I'm working with very big text datasets. I thought about using model.fit_generator
method instead of simple model.fit
, so i tried using this generator:
def TrainGenerator(inp, out):
for i,o in zip(inp, out):
yield i,o
When i try to use it during training using:
#inp_train, out_train are lists of sequences padded to 50 tokens
model.fit_generator(generator = TrainGenerator(inp_train,out_train),
steps_per_epoch = BATCH_SIZE * 100,
epochs = 20,
use_multiprocessing = True)
I get:
ValueError: Error when checking input: expected embedding_input to have shape (50,) but got array with shape (1,)
Now, i tried using simple model.fit
method, and it works fine. So, i think that my problem is in the generator but, since i'm new in using generators, i don't know how to solve it. The full model summary is:
Layer (type) Output Shape
===========================================
Embedding (Embedding) (None, 50, 400)
___________________________________________
Bi_LSTM_1 (Bidirectional) (None, 50, 1024)
___________________________________________
Bi_LSTM_2 (Bidirectional) (None, 50, 1024)
___________________________________________
Output (Dense) (None, 50, 153)
===========================================
At first I added the solution as edit to the question, for the sake of clarity I post it here as answer:
The first comment triggered me somehow. I realized that i misunderstood how generators work. The output of my generator was a list of shape 50, and not a list of N lists shaped 50. So i dug into keras documentation and found this. So, i changed my way of working and this is the class working as a generator:
class BatchGenerator(tf.keras.utils.Sequence):
def __init__(self, x_set, y_set, batch_size):
self.x, self.y = x_set, y_set
self.batch_size = batch_size
def __len__(self):
return int(np.ceil(len(self.x) / float(self.batch_size)))
def __getitem__(self, idx):
batch_x = self.x[idx * self.batch_size:(idx + 1) * self.batch_size]
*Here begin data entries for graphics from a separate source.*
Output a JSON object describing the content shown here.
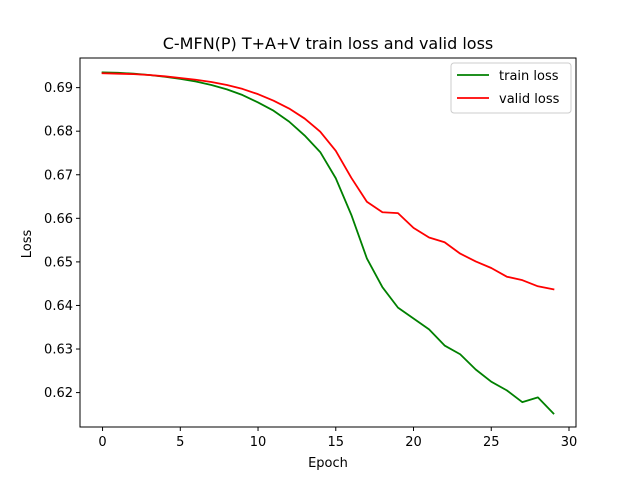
{
  "chart_data": {
    "type": "line",
    "title": "C-MFN(P) T+A+V train loss and valid loss",
    "xlabel": "Epoch",
    "ylabel": "Loss",
    "xlim": [
      -1.45,
      30.45
    ],
    "ylim": [
      0.6121,
      0.6968
    ],
    "xticks": [
      0,
      5,
      10,
      15,
      20,
      25,
      30
    ],
    "xtick_labels": [
      "0",
      "5",
      "10",
      "15",
      "20",
      "25",
      "30"
    ],
    "yticks": [
      0.62,
      0.63,
      0.64,
      0.65,
      0.66,
      0.67,
      0.68,
      0.69
    ],
    "ytick_labels": [
      "0.62",
      "0.63",
      "0.64",
      "0.65",
      "0.66",
      "0.67",
      "0.68",
      "0.69"
    ],
    "grid": false,
    "legend_position": "top-right",
    "x": [
      0,
      1,
      2,
      3,
      4,
      5,
      6,
      7,
      8,
      9,
      10,
      11,
      12,
      13,
      14,
      15,
      16,
      17,
      18,
      19,
      20,
      21,
      22,
      23,
      24,
      25,
      26,
      27,
      28,
      29
    ],
    "series": [
      {
        "name": "train loss",
        "color": "#008000",
        "values": [
          0.6935,
          0.6934,
          0.6932,
          0.6929,
          0.6925,
          0.692,
          0.6914,
          0.6906,
          0.6896,
          0.6883,
          0.6866,
          0.6847,
          0.6822,
          0.679,
          0.6752,
          0.6692,
          0.6608,
          0.6508,
          0.6442,
          0.6395,
          0.637,
          0.6345,
          0.6308,
          0.6288,
          0.6253,
          0.6225,
          0.6205,
          0.6178,
          0.6189,
          0.6152
        ]
      },
      {
        "name": "valid loss",
        "color": "#ff0000",
        "values": [
          0.6933,
          0.6932,
          0.6931,
          0.6929,
          0.6926,
          0.6922,
          0.6918,
          0.6913,
          0.6906,
          0.6897,
          0.6885,
          0.687,
          0.6852,
          0.6829,
          0.6799,
          0.6755,
          0.6693,
          0.6638,
          0.6614,
          0.6612,
          0.6578,
          0.6556,
          0.6545,
          0.6519,
          0.6501,
          0.6486,
          0.6466,
          0.6458,
          0.6444,
          0.6437
        ]
      }
    ]
  }
}
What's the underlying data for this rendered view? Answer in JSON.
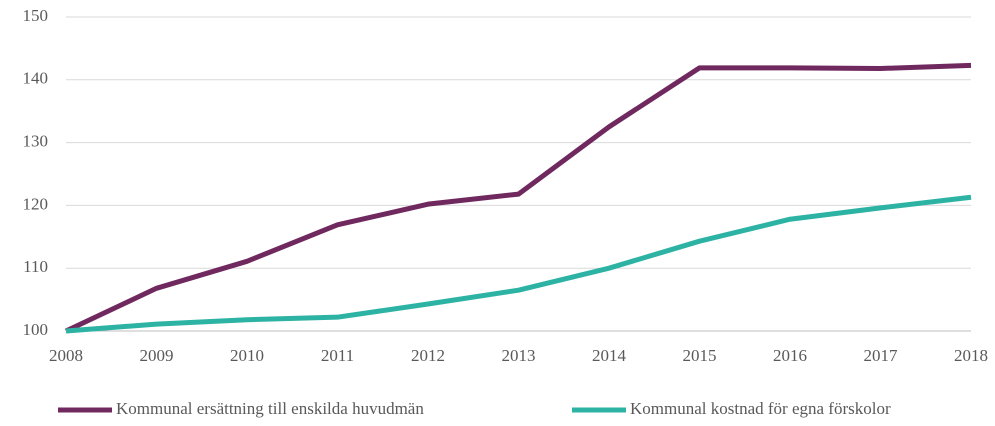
{
  "chart_data": {
    "type": "line",
    "categories": [
      "2008",
      "2009",
      "2010",
      "2011",
      "2012",
      "2013",
      "2014",
      "2015",
      "2016",
      "2017",
      "2018"
    ],
    "series": [
      {
        "name": "Kommunal ersättning till enskilda huvudmän",
        "color": "#70295f",
        "values": [
          100,
          106.8,
          111.1,
          116.9,
          120.2,
          121.8,
          132.5,
          141.9,
          141.9,
          141.8,
          142.3
        ]
      },
      {
        "name": "Kommunal kostnad för egna förskolor",
        "color": "#2db3a4",
        "values": [
          100,
          101.1,
          101.8,
          102.2,
          104.3,
          106.5,
          110.0,
          114.3,
          117.8,
          119.6,
          121.3
        ]
      }
    ],
    "ylim": [
      100,
      150
    ],
    "yticks": [
      100,
      110,
      120,
      130,
      140,
      150
    ],
    "grid": true
  }
}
batch_y = self.y[idx * self.batch_size:(idx + 1) * self.batch_size]
return batch_x, to_categorical(batch_y,num_labels)
Where to_categorical
is the function:
def to_categorical(sequences, categories):
cat_sequences = []
for s in sequences:
cats = []
for item in s:
cats.append(np.zeros(categories))
cats[-1][item] = 1.0
cat_sequences.append(cats)
return np.array(cat_sequences)
So, what i noticed now is a good performance boost of my network, each epoch now lasts the half.